If you want an intuitive proof (not as rigorous as a true proof, of course, but one could make it so) of Turing’s theorem, you can construct one from a varient of the Berry paradox. Suppose you have an algorithm, of length N bits, which can solve the halting problem for an arbitrary input program. Then you could include that in some other master program, of length not much more than N (let’s say the length of your program is M), which systematically looks at every program of length M or less, determines whether it will halt, and then (if it halts) runs that program as a subroutine to find out what it outputs. It then takes the set of all of the positive integers output by all those programs, and finds the smallest positive integer which is not output by any of them, and then outputs that integer. So our master program is now outputting a number, call it X, which is not output by any program of length M bits or less. But our master program is itself a program of length M bits or less, and so there is, in fact, a program of M bits or less which outputs X. So we have a contradiction, and so our assumption must be false, and there is no algorithm which can always determine whether an arbitrary program will halt.
But that does not address the question of the OP.
-FrL-
“determine” means “decide”. For various reasons, it’s convenient to look at problems as a collection of binary strings, and to call such a collection a language L. A program P decides a language L iff P(x) = 1 whenever x is an element of L, and 0 otherwise.

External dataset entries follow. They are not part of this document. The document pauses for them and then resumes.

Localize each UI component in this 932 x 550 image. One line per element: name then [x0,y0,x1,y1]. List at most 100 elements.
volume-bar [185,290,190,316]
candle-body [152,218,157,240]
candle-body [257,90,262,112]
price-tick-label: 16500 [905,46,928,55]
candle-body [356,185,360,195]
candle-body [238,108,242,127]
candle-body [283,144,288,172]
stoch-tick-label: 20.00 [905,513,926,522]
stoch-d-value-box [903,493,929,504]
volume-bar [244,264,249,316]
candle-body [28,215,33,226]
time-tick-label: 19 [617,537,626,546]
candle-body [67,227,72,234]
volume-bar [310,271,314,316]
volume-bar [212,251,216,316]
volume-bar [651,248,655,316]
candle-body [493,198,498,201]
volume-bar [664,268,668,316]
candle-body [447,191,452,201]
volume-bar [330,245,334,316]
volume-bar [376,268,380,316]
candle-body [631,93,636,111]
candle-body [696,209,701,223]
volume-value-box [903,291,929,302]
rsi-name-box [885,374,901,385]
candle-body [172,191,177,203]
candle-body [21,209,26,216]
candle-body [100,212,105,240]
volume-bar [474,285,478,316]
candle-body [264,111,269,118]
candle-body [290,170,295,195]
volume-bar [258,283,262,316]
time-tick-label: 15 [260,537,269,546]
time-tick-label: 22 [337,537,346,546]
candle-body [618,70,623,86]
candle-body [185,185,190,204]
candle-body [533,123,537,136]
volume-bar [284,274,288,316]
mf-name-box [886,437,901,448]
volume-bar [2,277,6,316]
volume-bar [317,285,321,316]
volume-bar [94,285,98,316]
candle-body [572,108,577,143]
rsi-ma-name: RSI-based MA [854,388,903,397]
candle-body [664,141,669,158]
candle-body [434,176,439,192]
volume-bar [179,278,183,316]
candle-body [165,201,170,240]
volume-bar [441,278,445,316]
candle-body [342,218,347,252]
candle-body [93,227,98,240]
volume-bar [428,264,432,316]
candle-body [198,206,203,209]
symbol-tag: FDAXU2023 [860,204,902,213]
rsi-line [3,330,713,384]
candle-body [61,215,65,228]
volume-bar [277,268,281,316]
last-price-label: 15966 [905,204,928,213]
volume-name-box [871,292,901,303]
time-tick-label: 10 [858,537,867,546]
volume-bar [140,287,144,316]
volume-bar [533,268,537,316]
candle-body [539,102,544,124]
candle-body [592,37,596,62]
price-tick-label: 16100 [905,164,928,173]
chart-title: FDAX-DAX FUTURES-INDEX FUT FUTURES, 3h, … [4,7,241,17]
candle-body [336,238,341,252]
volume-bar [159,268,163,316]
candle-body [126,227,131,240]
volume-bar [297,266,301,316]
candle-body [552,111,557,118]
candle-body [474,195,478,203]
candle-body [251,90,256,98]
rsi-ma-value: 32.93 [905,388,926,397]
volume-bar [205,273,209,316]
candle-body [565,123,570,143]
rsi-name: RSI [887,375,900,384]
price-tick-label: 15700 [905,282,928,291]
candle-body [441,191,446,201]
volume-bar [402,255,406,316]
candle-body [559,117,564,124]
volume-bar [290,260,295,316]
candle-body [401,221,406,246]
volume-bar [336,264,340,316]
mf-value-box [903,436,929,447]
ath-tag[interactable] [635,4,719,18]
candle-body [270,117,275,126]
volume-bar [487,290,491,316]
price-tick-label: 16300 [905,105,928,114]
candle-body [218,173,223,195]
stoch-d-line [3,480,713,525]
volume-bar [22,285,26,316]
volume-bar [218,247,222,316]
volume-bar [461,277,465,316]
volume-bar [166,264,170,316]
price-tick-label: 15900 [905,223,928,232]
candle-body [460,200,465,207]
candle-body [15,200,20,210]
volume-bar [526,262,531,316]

Yes, but that’s just the halting problem. He’s asking something subtly different: Given a program P, does there exist an algorithm (specific to P, and whether or not we know how to find it), that answers halt(P) (only)? It seems that it’s possible for the answer to this question to be “yes,” even thought the halting problem tells us it’s not possible to use a single algorithm for all programs; it’s possble that “finding” the algorithm for P is nonomputable, even though the algorithm does exist.
In the degenerate case mentioned by a poster above, for example, an algorithm that prints “yes” and one that prints “no” covers the cases–and both are highly computable. What’s not computable is which one to use.